The boomlet can largely be laid to simple economics. In the last year, the near exhaustion of old-growth timber has become critical, sending the price of of wood soaring and the quality of what is available into decline.

Reluctantly, builders have begun looking for other alternatives, and some are switching to steel.

But acts of nature have also played a role. The devastation left in Florida by Hurricane Andrew in August 1992, and by recent earthquakes in California, have highlighted the need for strong and flexible housing.

Among larger buildings, steel-framed ones clearly did better than those made of wood or masonry.

Steelmakers who struggle with high fixed costs and highly cyclical markets in their traditional automotive, appliance and construction applications, see a much-needed stable outlet.

"There are 1.1 million to 1.8 million housing starts a year," said Richard Haws, manager for light construction at the Iron and Steel Institute. "Since each house uses five to six tons, it could be a huge market."

Still, a number of obstacles to wider use of steel remain, not the least of which is custom and habit. Though steel is strong, not flammable and impervious to termites or rot, in the past residential builders avoided it because they found it more difficult to cut and join.

However, high-rise use of steel has helped establish a manufacturing and distribution network for metal building studs and related material that is ready to expand -- and to help educate residential builders. Studs are the concealed vertical supports for the walls of a house, and are usually cut from 2-by-4-inch boards.
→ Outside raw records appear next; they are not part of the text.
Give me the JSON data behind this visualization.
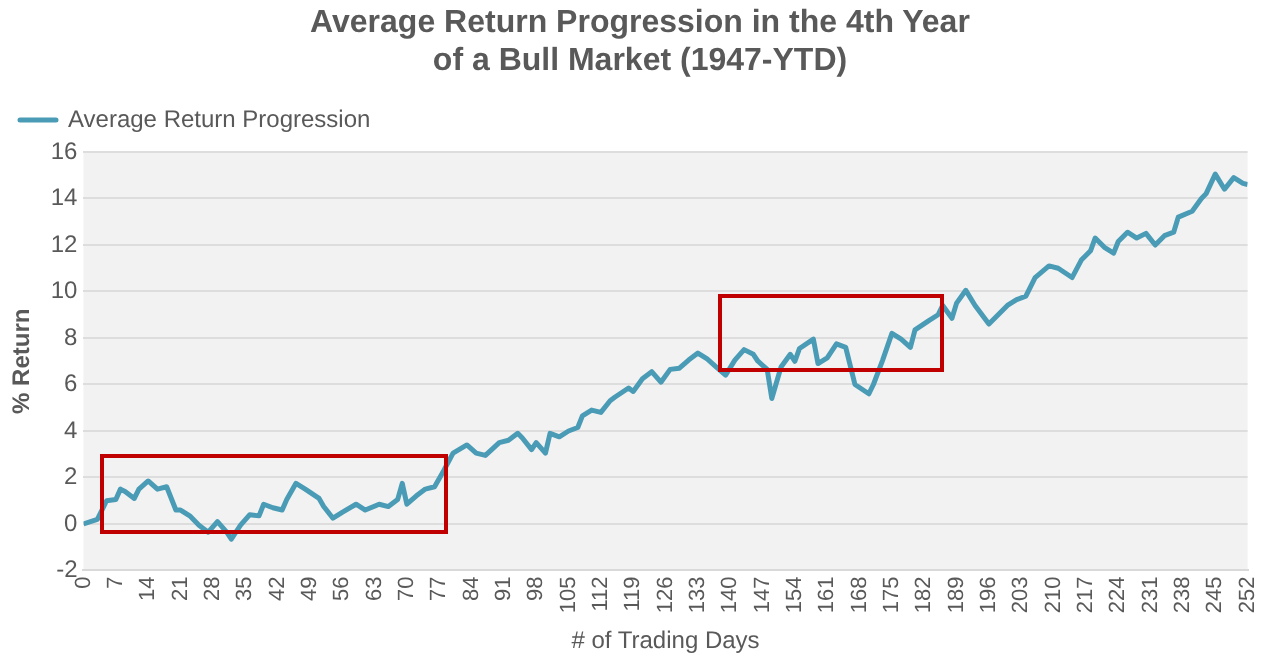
{
  "chart_data": {
    "type": "line",
    "title": "Average Return Progression in the 4th Year of a Bull Market (1947-YTD)",
    "xlabel": "# of Trading Days",
    "ylabel": "% Return",
    "xlim": [
      0,
      252
    ],
    "xticks": [
      0,
      7,
      14,
      21,
      28,
      35,
      42,
      49,
      56,
      63,
      70,
      77,
      84,
      91,
      98,
      105,
      112,
      119,
      126,
      133,
      140,
      147,
      154,
      161,
      168,
      175,
      182,
      189,
      196,
      203,
      210,
      217,
      224,
      231,
      238,
      245,
      252
    ],
    "ylim": [
      -2,
      16
    ],
    "yticks": [
      -2,
      0,
      2,
      4,
      6,
      8,
      10,
      12,
      14,
      16
    ],
    "grid": "y",
    "legend": "top left",
    "marker": "none",
    "line_style": "solid",
    "series": [
      {
        "name": "Average Return Progression",
        "color": "#4a9bb5",
        "x": [
          0,
          3,
          5,
          7,
          8,
          9,
          11,
          12,
          14,
          16,
          18,
          20,
          21,
          23,
          25,
          27,
          29,
          31,
          32,
          34,
          36,
          38,
          39,
          41,
          43,
          44,
          46,
          48,
          51,
          52,
          54,
          56,
          59,
          61,
          64,
          66,
          68,
          69,
          70,
          72,
          74,
          76,
          78,
          80,
          83,
          85,
          87,
          90,
          92,
          94,
          95,
          97,
          98,
          100,
          101,
          103,
          105,
          107,
          108,
          110,
          112,
          114,
          115,
          118,
          119,
          121,
          123,
          125,
          127,
          129,
          131,
          133,
          135,
          137,
          139,
          141,
          143,
          145,
          146,
          148,
          149,
          151,
          153,
          154,
          155,
          158,
          159,
          161,
          163,
          165,
          166,
          167,
          170,
          171,
          173,
          175,
          177,
          179,
          180,
          183,
          185,
          186,
          188,
          189,
          191,
          193,
          196,
          198,
          200,
          202,
          204,
          206,
          209,
          211,
          214,
          216,
          218,
          219,
          221,
          223,
          224,
          226,
          228,
          230,
          232,
          234,
          236,
          237,
          240,
          242,
          243,
          245,
          247,
          249,
          251,
          252
        ],
        "values": [
          0,
          0.2,
          1.0,
          1.05,
          1.5,
          1.4,
          1.1,
          1.5,
          1.85,
          1.5,
          1.6,
          0.6,
          0.6,
          0.35,
          -0.05,
          -0.35,
          0.1,
          -0.35,
          -0.65,
          -0.05,
          0.4,
          0.35,
          0.85,
          0.7,
          0.6,
          1.05,
          1.75,
          1.5,
          1.1,
          0.75,
          0.25,
          0.5,
          0.85,
          0.6,
          0.85,
          0.75,
          1.05,
          1.75,
          0.85,
          1.2,
          1.5,
          1.6,
          2.3,
          3.05,
          3.4,
          3.05,
          2.95,
          3.5,
          3.6,
          3.9,
          3.7,
          3.2,
          3.5,
          3.05,
          3.9,
          3.75,
          4.0,
          4.15,
          4.65,
          4.9,
          4.8,
          5.3,
          5.45,
          5.85,
          5.7,
          6.25,
          6.55,
          6.1,
          6.65,
          6.7,
          7.05,
          7.35,
          7.1,
          6.75,
          6.4,
          7.05,
          7.5,
          7.3,
          7.0,
          6.65,
          5.4,
          6.75,
          7.3,
          7.0,
          7.55,
          7.95,
          6.9,
          7.15,
          7.75,
          7.6,
          6.8,
          6.0,
          5.6,
          6.0,
          7.05,
          8.2,
          7.95,
          7.6,
          8.35,
          8.75,
          9.0,
          9.4,
          8.85,
          9.5,
          10.05,
          9.4,
          8.6,
          9.0,
          9.4,
          9.65,
          9.8,
          10.6,
          11.1,
          11.0,
          10.6,
          11.35,
          11.75,
          12.3,
          11.9,
          11.65,
          12.15,
          12.55,
          12.3,
          12.5,
          12.0,
          12.4,
          12.55,
          13.2,
          13.45,
          14.0,
          14.2,
          15.05,
          14.4,
          14.9,
          14.65,
          14.6
        ]
      }
    ]
  }
}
As for cost, the price of 1,000 board feet of lumber went from about $300 last July to about $500 last December and is now about $400, according to Michael Carliner, an economist with the National Association of Home Builders.

That puts steel, which once was twice as expensive as lumber, in a nearly competitive position, and has attracted builders who had signed contracts to build houses for a fixed price.

As for quality, structural timbers, boards 2 inches by 6 inches or larger, must be cut from dense, old growth trees to have sufficient strength. But 90 percent of the old growth has been cut down, and much of what is left is protected for environmental reasons.

"The forest management practices of the last 40 to 50 years have exacerbated the problem," said Nels C. Johnson, a forest ecologist with the World Resources Institute.

Wood products companies, he said, replace diverse natural forests with tree plantations, using one species of fast-growing tree.

This allows them to harvest the trees sooner, but the wood produced is less dense and less strong than that of old growth. Builders complain that wood from the smaller plantation trees is more likely to have excessive knots and is prone to twisting and splitting.

"The quality of lumber has gotten a lot worse," said Jim McAleer, executive vice president of Kevin Scarborough Inc., a builder of single-family houses in southern New Jersey and Delaware. "It's green, it twists and has so many knot holes it looks like chipmunks have been running through it."

Officials of the American Forest and Paper Association, the lumber industry's principal trade group, said that builders have a perception of deteriorating quality in lumber.

In the past, the officials said, mills mixed higher-quality lumber with lower grades because there was little price difference. But since prices have risen, mills have been stricter about sorting.

"You see a more accurate mix now," said Robert Glowinski, a vice president of the association. "But builders on the job site may be disappointed that the higher grades are not in there."

A lot of builders are thinking about alternate materials, although few have actually made the switch. "We surveyed our members and found that about 2 percent of them are using steel, but that 45 percent are thinking about it," Mr. Carliner of the homebuilders group said.

Another obstacle to the wider use of steel in housing is that most building codes are designed around a wood structure, and the companies that fabricate the lightweight studs that can replace lumber have been unable to agree on standards. Many builders are reluctant to deviate from established codes for fear that they will have to pay for additional engineering to have their houses certified as safe.

"We are not talking U.S. Steel or Bethlehem here; there are 100 little companies that buy the steel from them and do the fabrication," said Larry Zarker of the homebuilders association's research center. "They tend to fight with each other a lot and, as a result, the homebuilding industry has not had good information."